All this will depend on what might influence your production/procurement. You will have to talk to the business people who might know about this. If the ability to produce the items is heavily influenced by outside factors (strikes, shortages with providers/workers, regulations etc.) you could try and get data about that also to enrich you model.
Currently it would seem that this can be formulated as regression problem. The expected quality might very much depend on the conditions mentioned. You might want to upload a sample file - it is hard to work with screenshots
Thank you for sharing your thoughts. I have attached and shared an example file with much example data, as item class stored in the different factory and mode of delivery .Though i don’t think they have much correlation with the lead time. Book2.xlsx (13.0 KB)
Our challenge is that due to the massive data, so far we could not conclude if there are any correlation between the lead time and the quantity or the mode of delivery. So we need to try with the different approaches to see which might predict the new lead time is much closer to the fact.
Please help me have a look and let me know your thoughts.
@ajatal could you explain which columns are features and confirm what column is the target (Lead time). Then you might want to define what role the date variables might play with regards to what I have said about them.
And maybe you try to comment on the remarks I had about your approach. You will have to think about what information your data might be able to provide.

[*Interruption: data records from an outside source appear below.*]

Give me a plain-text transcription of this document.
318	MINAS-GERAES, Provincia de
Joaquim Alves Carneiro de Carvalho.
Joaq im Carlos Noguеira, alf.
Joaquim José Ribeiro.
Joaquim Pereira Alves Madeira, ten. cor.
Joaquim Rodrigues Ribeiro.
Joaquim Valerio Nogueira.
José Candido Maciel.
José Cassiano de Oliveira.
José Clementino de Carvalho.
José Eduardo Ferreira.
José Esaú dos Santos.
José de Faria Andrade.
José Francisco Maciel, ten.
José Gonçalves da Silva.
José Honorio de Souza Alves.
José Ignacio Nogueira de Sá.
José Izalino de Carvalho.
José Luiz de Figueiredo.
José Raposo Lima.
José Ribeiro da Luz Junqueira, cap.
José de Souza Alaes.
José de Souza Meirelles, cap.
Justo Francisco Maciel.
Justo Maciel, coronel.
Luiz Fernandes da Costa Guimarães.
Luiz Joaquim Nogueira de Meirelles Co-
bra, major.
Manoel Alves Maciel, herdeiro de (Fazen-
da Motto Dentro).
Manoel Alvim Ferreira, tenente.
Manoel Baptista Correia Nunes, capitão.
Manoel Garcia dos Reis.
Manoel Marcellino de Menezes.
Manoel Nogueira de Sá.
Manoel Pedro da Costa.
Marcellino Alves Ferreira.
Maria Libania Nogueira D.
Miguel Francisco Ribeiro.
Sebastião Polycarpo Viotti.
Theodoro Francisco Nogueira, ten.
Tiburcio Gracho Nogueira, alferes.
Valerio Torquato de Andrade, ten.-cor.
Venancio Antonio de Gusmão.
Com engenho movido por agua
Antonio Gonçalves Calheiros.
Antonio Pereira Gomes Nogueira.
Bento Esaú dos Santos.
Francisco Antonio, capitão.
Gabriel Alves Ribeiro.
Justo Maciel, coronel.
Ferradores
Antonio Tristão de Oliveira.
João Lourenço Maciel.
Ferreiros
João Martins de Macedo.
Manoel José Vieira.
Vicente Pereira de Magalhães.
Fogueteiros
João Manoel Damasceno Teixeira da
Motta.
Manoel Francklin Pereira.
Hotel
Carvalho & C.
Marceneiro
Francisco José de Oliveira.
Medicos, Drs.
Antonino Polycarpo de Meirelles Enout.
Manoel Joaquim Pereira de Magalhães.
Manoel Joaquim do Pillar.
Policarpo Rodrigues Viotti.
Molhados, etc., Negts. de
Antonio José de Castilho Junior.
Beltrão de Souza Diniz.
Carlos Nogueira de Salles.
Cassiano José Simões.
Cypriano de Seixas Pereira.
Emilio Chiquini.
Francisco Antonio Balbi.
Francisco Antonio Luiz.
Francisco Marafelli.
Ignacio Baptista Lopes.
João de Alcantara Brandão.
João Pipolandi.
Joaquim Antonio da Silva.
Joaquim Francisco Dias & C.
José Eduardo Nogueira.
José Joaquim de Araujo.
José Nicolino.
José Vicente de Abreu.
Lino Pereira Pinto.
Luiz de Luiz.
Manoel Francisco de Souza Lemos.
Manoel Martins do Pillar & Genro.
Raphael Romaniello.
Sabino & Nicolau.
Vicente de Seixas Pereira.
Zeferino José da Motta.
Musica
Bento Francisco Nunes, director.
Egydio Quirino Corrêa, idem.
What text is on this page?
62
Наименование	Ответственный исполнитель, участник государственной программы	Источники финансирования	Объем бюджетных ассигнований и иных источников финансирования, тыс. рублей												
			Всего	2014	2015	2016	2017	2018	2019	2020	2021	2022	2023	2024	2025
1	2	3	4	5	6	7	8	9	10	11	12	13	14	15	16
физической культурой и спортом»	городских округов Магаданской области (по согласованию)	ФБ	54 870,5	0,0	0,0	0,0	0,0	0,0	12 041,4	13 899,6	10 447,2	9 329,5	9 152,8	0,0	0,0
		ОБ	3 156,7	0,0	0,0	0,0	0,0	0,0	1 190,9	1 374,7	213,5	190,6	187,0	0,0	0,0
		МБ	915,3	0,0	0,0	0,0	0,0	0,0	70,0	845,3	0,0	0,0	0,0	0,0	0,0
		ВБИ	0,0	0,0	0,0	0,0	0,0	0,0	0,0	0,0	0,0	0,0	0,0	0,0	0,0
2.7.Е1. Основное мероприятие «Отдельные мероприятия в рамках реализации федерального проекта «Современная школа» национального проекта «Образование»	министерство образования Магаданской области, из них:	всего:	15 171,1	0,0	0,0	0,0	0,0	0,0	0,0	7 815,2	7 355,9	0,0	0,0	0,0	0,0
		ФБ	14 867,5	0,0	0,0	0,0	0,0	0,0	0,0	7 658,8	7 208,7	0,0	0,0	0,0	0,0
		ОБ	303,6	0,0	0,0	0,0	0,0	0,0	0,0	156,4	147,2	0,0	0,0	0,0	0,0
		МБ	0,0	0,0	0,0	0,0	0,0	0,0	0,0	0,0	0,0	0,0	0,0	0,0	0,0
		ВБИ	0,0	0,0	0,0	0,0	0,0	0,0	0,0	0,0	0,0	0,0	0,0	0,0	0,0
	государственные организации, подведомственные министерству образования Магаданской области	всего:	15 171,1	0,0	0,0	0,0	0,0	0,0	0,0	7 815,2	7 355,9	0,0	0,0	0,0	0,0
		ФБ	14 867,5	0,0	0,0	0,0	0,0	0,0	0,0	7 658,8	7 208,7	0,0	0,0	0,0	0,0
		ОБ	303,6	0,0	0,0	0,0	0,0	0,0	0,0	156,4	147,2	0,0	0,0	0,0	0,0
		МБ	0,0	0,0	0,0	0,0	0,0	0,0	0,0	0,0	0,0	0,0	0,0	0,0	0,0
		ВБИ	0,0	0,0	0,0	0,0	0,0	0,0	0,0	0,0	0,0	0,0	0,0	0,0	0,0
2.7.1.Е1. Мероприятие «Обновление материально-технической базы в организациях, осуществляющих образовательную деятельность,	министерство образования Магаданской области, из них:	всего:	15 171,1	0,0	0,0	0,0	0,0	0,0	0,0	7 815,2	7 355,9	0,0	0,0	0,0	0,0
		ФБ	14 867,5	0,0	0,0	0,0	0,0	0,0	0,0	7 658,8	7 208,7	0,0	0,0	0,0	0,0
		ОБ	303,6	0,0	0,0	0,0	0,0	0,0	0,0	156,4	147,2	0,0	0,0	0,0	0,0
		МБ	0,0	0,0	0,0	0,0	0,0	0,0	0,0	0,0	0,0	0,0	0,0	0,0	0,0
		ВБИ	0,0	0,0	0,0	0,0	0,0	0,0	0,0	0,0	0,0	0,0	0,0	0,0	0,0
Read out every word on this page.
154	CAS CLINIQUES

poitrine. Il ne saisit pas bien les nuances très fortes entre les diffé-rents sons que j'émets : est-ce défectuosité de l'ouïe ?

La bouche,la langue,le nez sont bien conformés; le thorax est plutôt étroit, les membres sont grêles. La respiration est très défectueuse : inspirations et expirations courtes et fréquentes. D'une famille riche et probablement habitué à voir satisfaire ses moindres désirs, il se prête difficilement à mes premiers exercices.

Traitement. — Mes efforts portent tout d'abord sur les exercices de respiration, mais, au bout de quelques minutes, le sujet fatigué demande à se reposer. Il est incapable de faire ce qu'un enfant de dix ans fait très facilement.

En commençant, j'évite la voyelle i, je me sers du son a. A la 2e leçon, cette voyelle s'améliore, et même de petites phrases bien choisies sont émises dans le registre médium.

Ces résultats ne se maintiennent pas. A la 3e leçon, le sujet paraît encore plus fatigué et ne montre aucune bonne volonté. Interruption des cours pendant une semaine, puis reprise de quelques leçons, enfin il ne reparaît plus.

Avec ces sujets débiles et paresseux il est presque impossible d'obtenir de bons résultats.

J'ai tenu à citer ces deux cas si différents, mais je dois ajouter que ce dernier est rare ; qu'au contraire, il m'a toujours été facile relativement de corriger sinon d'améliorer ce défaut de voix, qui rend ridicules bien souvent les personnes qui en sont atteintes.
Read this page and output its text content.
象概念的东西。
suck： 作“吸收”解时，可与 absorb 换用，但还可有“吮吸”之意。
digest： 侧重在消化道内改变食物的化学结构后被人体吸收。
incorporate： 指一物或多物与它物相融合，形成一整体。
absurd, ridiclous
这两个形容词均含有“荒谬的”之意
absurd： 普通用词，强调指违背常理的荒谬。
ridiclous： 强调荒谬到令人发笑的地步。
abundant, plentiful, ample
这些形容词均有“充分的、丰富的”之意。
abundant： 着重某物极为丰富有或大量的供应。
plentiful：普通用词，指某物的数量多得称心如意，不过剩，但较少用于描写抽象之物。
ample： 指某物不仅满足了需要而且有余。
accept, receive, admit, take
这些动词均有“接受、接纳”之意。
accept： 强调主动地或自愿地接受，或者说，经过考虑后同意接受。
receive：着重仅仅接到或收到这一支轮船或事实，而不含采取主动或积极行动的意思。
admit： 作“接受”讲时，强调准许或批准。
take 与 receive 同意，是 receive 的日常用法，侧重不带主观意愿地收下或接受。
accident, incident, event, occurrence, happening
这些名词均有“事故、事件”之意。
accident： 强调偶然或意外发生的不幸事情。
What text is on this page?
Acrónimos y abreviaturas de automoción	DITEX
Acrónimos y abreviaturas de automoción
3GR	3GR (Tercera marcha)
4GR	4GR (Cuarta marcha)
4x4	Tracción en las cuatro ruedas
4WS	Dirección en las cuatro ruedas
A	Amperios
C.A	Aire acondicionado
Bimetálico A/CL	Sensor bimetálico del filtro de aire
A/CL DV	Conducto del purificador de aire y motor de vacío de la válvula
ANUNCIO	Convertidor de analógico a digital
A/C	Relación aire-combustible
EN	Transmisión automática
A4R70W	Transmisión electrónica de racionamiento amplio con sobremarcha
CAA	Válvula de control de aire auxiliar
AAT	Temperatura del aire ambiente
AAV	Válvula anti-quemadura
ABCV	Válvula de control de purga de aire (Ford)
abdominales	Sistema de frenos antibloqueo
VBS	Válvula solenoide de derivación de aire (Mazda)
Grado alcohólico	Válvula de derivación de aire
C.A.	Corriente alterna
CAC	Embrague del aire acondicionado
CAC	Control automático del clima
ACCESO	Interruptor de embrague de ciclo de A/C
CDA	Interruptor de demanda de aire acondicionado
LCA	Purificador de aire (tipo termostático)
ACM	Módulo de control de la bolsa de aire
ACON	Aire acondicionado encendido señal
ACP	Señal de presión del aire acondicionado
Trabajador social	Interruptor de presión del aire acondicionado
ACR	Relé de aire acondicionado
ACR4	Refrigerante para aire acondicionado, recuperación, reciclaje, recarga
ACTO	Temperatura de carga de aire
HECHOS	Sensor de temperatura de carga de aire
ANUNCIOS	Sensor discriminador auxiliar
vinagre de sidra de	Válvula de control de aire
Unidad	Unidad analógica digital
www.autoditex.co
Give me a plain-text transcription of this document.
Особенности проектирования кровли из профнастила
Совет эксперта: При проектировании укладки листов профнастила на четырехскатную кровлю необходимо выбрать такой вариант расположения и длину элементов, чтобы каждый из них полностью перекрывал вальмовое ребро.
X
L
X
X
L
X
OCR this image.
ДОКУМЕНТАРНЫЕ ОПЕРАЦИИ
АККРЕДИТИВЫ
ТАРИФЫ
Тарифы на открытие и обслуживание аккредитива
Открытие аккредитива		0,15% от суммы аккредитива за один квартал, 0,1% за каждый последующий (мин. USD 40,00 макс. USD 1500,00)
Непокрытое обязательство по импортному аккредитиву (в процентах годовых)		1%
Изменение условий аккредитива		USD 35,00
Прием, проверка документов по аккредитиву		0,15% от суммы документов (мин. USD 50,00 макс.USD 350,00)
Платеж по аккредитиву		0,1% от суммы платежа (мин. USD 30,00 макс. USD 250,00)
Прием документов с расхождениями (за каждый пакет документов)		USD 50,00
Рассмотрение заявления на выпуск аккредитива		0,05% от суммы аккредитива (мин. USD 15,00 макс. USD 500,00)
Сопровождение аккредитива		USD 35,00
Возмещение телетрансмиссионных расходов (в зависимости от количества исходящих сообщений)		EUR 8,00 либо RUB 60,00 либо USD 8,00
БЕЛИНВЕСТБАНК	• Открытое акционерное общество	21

You could of course just try and build a regression model with your data (without the date variables) and target but it might no help you a great deal until you have sorted out your data preparation.
In the node of CSV Reader, I have unselected “limited data scanned” so it should scan the entire data. However, then view the result in the node of H2O to Table, I can see only 1/5 entire data. I checked all the rest nodes but I could not find anywhere else to config in order to view the whole results. Would you mind give me some suggestions to view the entire results?
I haven’t tried AutoML yet. Should I include it into H2O or it is the separate model type?
I assume this would be the 20% test data to validate the model where you would base the statistics on. I would suggest to learn about creating machine learning models in a broader approach so you might see which approaches could work for your business question.